By Damian Reilly
A move to raise the UAE's satellite launching capability would prove transformative, says Damian Reilly.
“We are all in the gutter, but some of us are looking at the stars,” said (who else?) Oscar Wilde.
When he said this, he was not referring to the announcement by a Gulf investment fund, during probably the biggest financial crisis the world has ever known, that it had purchased a 32 percent stake in an enterprise that will send members of the public into space. But he could have been. The credit crunch, it seems, and the ensuing global depression, are conversation topics in Abu Dhabi, nothing more.
Aabar Investments has paid $280m for its stake in Sir Richard Branson’s Virgin Galactic space venture, which values the company at $900m, at least eighteen months before it fires its first wealthy passengers into space.

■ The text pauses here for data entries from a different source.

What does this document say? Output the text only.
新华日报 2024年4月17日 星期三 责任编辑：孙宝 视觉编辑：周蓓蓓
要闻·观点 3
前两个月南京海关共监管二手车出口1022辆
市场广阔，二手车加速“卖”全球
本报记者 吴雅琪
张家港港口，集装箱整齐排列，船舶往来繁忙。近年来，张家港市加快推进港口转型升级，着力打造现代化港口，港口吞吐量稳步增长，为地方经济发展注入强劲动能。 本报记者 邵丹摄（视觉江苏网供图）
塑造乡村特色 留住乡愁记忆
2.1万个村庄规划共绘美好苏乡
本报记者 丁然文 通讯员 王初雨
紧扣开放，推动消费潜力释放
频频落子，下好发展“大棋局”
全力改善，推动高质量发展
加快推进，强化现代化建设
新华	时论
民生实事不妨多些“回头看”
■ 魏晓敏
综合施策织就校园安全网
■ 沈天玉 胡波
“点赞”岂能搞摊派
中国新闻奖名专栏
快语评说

Amid the fanfare, it would be easy to miss the announcement that Aabar will also throw $100m at helping Virgin Galactic develop its satellite business. But this could be the smarter part of the deal.
Involvement in space tourism might be just about as fun an experience as the corporate world has to offer. It is probably even more fun than owning a Premiership football club. But even if everything goes to plan, it is unlikely to generate the sort of profits to turn heads in a place as wealthy as Abu Dhabi, at least not any time soon.
So far, 300 people have signed up for space flight at a cost of $200,000 a go. If twenty percent of that price is profit for Virgin — and 32 percent of that profit now goes to Aabar — then sometime over the next two or three years Aabar can expect to receive a cheque for about $3.8m. Which, if translated into the cost of running another of Abu Dhabi’s glamour projects, Manchester City Football Club, would probably be about enough to buy England captain John Terry’s right foot. You would need something like another $60m to buy the rest of him. Which would be a lot of space flights.
Satellites, on the other hand, is an entirely different proposition. Virtually every country on the planet wants to put satellites in space, but only ten of them has the capability to launch them. Those countries are Russia, America, France, Japan, China, Britain, India, Kazakhstan, Israel and Iran.
Any other country wishing to launch a satellite of their own has to do it through one of these countries (for example, the UAE’s first government satellite was planned to be launched at the end of July from Kazakhstan), at considerable cost.
A ten year old NASA report (the most recent one Arabian Business could find), puts the cost of launching a satellite at between $50m and $400m. It says that in 1998, almost $3bn was spent worldwide on launching satellites. Given that this figure will have swollen by many multiples since then, the lure of being involved in cutting edge satellite technology, and launching satellites, makes wonderful economic sense.
The UAE’s foray into space, so to speak, is not new. For years, there has been high level talk of establishing agencies to dictate UAE space policy. Ras Al Khaimah, as recently as last year, was being suggested as a destination from which space tourist flights could be launched.
A move now by Abu Dhabi, however, to make the UAE one of the few countries with the capability to launch satellites would not only be a very smart piece of business, but also transformative. The profit margins on launching other country’s satellites are huge. Astronomic, even.
Damian Reilly is the editor of Arabian Business English.